The 49-page report adds: "The result was political and economic collapse, inter-militia and inter-tribal warfare, humanitarian and migrant crises, widespread human rights violations, the spread of Gaddafi regime weapons across the region and the growth of [ISIS] in north Africa. "Through his decision-making...David Cameron was ultimately responsible for the failure to develop a coherent Libya strategy."

The criticism echoes remarks by US President Obama this year that Britain and France had not done enough to "follow up" after the conflict. After Gaddafi was toppled, Libya descended into violence, with rival governments and the formation of hundreds of militias, while so-called Islamic State, also known as ISIL and Daesh, has gained a foothold. Cameron has defended his handling of the situation, telling MPs in January that action was needed because Gaddafi "was bearing down on people in Benghazi and threatening to shoot his own people like rats".

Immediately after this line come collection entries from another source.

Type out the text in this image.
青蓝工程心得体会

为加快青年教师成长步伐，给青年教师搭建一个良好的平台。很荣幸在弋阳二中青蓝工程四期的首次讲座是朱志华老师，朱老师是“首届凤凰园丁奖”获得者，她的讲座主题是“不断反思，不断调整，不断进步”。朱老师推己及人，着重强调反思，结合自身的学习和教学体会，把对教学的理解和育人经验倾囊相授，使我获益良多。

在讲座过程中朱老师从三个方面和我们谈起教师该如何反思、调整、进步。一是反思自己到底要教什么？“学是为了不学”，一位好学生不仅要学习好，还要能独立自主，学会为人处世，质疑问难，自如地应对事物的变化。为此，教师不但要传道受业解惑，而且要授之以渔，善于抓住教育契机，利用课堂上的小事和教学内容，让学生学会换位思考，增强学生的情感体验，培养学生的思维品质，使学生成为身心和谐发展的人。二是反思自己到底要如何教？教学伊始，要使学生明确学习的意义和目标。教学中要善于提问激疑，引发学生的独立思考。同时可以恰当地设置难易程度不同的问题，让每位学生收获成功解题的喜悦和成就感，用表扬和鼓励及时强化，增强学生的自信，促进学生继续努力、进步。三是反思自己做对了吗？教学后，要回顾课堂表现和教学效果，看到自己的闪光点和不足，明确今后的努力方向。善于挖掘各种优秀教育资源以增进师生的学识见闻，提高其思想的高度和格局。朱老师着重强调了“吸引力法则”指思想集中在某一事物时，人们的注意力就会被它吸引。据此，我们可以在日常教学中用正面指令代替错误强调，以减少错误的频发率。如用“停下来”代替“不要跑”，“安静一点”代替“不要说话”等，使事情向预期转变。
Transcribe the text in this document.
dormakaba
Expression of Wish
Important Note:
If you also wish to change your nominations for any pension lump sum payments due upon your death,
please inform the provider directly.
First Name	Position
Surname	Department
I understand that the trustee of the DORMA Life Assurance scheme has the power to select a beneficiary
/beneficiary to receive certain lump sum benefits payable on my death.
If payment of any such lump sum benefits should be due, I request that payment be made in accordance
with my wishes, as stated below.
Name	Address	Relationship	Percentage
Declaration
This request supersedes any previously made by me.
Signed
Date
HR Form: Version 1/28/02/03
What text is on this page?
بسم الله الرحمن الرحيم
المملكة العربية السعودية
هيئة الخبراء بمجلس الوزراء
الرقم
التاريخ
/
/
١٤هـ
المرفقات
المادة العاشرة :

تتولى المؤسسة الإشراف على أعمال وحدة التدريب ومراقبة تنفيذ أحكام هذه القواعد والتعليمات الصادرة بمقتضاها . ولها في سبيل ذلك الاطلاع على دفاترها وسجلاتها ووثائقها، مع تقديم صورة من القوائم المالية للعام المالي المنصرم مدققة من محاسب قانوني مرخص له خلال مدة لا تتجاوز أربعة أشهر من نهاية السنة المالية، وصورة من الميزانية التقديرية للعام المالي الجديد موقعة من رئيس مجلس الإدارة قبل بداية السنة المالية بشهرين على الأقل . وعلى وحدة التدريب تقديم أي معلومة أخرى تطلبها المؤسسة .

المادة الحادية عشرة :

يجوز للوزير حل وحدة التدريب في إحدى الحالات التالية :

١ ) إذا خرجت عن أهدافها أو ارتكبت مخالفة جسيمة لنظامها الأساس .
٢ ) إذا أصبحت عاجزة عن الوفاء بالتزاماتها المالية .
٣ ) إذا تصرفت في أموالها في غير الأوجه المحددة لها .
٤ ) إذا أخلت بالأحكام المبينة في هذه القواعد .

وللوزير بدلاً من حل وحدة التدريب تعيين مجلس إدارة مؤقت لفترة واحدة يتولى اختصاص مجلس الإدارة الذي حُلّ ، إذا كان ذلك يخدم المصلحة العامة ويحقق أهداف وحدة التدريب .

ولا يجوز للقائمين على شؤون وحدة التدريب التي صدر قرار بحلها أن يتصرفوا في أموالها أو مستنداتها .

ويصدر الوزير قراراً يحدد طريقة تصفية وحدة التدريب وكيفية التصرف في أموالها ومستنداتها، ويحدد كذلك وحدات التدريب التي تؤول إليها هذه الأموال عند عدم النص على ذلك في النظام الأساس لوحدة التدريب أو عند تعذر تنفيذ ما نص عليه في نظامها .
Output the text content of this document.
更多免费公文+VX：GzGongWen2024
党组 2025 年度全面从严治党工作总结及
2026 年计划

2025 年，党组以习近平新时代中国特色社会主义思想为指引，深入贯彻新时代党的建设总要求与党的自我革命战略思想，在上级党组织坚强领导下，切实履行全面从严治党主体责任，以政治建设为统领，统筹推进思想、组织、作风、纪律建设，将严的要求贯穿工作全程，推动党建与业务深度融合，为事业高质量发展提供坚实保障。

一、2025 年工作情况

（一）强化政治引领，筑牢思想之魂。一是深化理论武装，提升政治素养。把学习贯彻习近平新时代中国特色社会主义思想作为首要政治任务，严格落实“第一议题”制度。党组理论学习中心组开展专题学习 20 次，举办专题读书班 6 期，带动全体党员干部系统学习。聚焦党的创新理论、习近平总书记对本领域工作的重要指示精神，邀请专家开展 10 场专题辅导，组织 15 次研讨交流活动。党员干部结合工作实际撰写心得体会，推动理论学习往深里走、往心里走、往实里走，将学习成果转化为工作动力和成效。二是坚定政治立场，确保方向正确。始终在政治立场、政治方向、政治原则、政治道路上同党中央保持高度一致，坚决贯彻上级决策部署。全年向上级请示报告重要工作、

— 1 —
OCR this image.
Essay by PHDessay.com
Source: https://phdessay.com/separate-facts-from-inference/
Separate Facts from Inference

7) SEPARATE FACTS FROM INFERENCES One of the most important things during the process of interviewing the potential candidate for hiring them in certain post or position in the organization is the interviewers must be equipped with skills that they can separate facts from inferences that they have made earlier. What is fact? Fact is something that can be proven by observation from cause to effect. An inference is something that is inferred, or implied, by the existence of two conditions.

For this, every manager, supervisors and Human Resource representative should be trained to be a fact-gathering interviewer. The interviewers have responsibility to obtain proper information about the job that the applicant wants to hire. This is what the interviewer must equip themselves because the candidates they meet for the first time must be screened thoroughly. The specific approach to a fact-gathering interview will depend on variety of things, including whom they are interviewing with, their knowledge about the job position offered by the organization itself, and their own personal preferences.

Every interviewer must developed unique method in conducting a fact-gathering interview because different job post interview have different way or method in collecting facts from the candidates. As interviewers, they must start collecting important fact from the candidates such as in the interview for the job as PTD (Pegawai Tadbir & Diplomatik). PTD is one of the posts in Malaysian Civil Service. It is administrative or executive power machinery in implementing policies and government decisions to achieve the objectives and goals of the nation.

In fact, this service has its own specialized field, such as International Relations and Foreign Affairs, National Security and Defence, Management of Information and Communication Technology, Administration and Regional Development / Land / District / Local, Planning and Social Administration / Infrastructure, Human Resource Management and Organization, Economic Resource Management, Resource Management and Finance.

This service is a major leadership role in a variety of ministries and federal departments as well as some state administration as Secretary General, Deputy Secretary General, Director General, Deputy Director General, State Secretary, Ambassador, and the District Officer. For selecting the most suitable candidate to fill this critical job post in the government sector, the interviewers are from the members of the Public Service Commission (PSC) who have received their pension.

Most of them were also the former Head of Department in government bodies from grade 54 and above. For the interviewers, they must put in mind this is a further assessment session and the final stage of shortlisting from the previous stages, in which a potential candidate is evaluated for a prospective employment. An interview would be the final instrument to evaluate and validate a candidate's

But the foreign affairs committee said the government "failed to identify that the threat to civilians was overstated", adding that it "selectively took elements of Gaddafi's rhetoric at face value". The committee said there should now be an independent review of the operation of the NSC, which is chaired by the prime minister, to see if it had succeeded in addressing the weaknesses in government decision-making identified in the run-up to the 2003 invasion of Iraq.

The UK Foreign Office defended the intervention in a statement: "Muammar Gaddafi was unpredictable and he had the means and motivation to carry out his threats. His actions could not be ignored and required decisive and collective international action. Throughout the campaign we stayed within the United Nations mandate to protect civilians." The UK will continue to play a leading role within the international community to support the internationally recognised Libyan Government of National Accord.